There is an article on the Dominion about the event celebrated once every 28 years, with a photo of Haim Dovrat. He is brilliant at promoting Judaism in Wellington. He should be writing the book on how to build a community.
Here's how it was reported in the Dominion Post:

Sun gets birthday blessing

By KELLY BURNS - The Dominion Post
Last updated 09:32 08/04/2009

Kiwi Jews were the first in the world to give the Sun a birthday blessing in a one-in-28-year ceremony this morning.

As daylight broke, Jews around the country recited prayers to celebrate their belief that Earth was created 5769 years ago.

Wellington Rabbi Chaim Dovrat said it was a ''restaging of the heavens as they were at the beginning of time''.

According to the Talmud, the central book of laws and traditions of Judaism, once every 28 years the Sun returns to its precise position in the sky - at the same time and day of the week as the moment of its creation.

The Sun rose at 6.24am today, but Rabbi Dovrat led the rare blessing from the Webb St synagogue at 7.45am.
About 40 people, ranging in age from 5 to 77 and including non-Jews, were at the synagogue for the celebration. "It was surprisingly beautiful morning.
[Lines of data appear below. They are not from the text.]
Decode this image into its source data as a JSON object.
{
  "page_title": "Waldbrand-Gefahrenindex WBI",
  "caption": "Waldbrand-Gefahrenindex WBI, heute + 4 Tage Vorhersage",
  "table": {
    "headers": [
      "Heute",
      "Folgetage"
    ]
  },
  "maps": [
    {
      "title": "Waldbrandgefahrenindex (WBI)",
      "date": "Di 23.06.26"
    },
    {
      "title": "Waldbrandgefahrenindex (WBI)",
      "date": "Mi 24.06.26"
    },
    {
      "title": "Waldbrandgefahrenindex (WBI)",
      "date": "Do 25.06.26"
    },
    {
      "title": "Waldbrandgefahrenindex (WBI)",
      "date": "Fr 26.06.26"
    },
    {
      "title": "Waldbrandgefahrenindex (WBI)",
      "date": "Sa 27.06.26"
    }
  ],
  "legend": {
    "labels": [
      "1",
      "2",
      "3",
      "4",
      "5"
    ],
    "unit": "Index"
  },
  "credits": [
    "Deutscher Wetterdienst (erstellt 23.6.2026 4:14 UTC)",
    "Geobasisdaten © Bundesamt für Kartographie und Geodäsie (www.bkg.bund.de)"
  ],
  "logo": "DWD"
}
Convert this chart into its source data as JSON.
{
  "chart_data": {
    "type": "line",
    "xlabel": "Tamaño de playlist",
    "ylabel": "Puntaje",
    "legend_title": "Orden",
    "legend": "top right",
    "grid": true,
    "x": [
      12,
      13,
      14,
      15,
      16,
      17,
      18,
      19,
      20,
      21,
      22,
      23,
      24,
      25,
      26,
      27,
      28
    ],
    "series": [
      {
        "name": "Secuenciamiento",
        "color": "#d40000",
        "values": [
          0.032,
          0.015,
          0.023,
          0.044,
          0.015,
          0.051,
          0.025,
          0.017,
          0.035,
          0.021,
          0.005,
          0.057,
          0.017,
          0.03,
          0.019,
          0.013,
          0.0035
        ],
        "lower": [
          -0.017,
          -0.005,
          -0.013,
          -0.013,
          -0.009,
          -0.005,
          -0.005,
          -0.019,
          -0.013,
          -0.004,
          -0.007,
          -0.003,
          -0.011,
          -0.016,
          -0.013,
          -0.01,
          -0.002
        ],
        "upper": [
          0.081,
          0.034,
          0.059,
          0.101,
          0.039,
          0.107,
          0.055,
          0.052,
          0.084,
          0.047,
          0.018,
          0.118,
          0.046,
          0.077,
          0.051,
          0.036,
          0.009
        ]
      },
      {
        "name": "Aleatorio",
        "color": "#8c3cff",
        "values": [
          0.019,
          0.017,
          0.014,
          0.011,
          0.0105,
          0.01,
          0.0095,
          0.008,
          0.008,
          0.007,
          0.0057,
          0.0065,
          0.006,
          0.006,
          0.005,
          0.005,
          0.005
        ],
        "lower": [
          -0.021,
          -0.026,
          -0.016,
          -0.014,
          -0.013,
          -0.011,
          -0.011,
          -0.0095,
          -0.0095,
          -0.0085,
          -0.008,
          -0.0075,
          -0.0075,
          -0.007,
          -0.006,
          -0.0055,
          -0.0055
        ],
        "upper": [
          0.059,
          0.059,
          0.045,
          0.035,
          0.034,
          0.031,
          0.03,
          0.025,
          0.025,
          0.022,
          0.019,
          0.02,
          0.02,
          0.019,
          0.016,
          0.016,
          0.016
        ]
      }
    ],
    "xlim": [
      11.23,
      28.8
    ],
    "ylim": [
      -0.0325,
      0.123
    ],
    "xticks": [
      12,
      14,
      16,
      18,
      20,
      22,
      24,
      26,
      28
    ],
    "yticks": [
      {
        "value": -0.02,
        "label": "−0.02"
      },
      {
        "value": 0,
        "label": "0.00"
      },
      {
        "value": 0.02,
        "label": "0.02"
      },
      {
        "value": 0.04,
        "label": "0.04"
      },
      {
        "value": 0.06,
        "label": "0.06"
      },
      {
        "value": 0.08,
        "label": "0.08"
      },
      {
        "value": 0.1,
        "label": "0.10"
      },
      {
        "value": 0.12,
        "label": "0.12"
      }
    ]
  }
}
My wife said I must surely have a good connection with God, because it was suppose to be cloudy and rainy but at 7.45am the sun was so clear."

He said it was a special celebration as the 7500 Jews in New Zealand would be the first in the world to give the blessing of the Sun. "It's a rare occasion, something you only get to do once or twice in your life."

After the blessing in Hebrew and English there was wine; "Then it was, see you in 28 years," Rabbi Dovrat joked.

For only the third time in history, the blessing falls on the eve of Passover, Pesach, a celebrated holiday in the Jewish calendar.


Birkat Hachama - or blessing of the Sun - happens every 28 years as Judaism believes the Sun returns to its time and place at creation.

Today is the 206th cycle of the Sun aligning with its position when created
by God.

Jews believe the Earth was created 5769 years ago and the Sun was made on Wednesday, the fourth day of creation.

Today, at the first rays of sunshine, Jews went outside, faced east and recited prayers in Hebrew and English and psalms.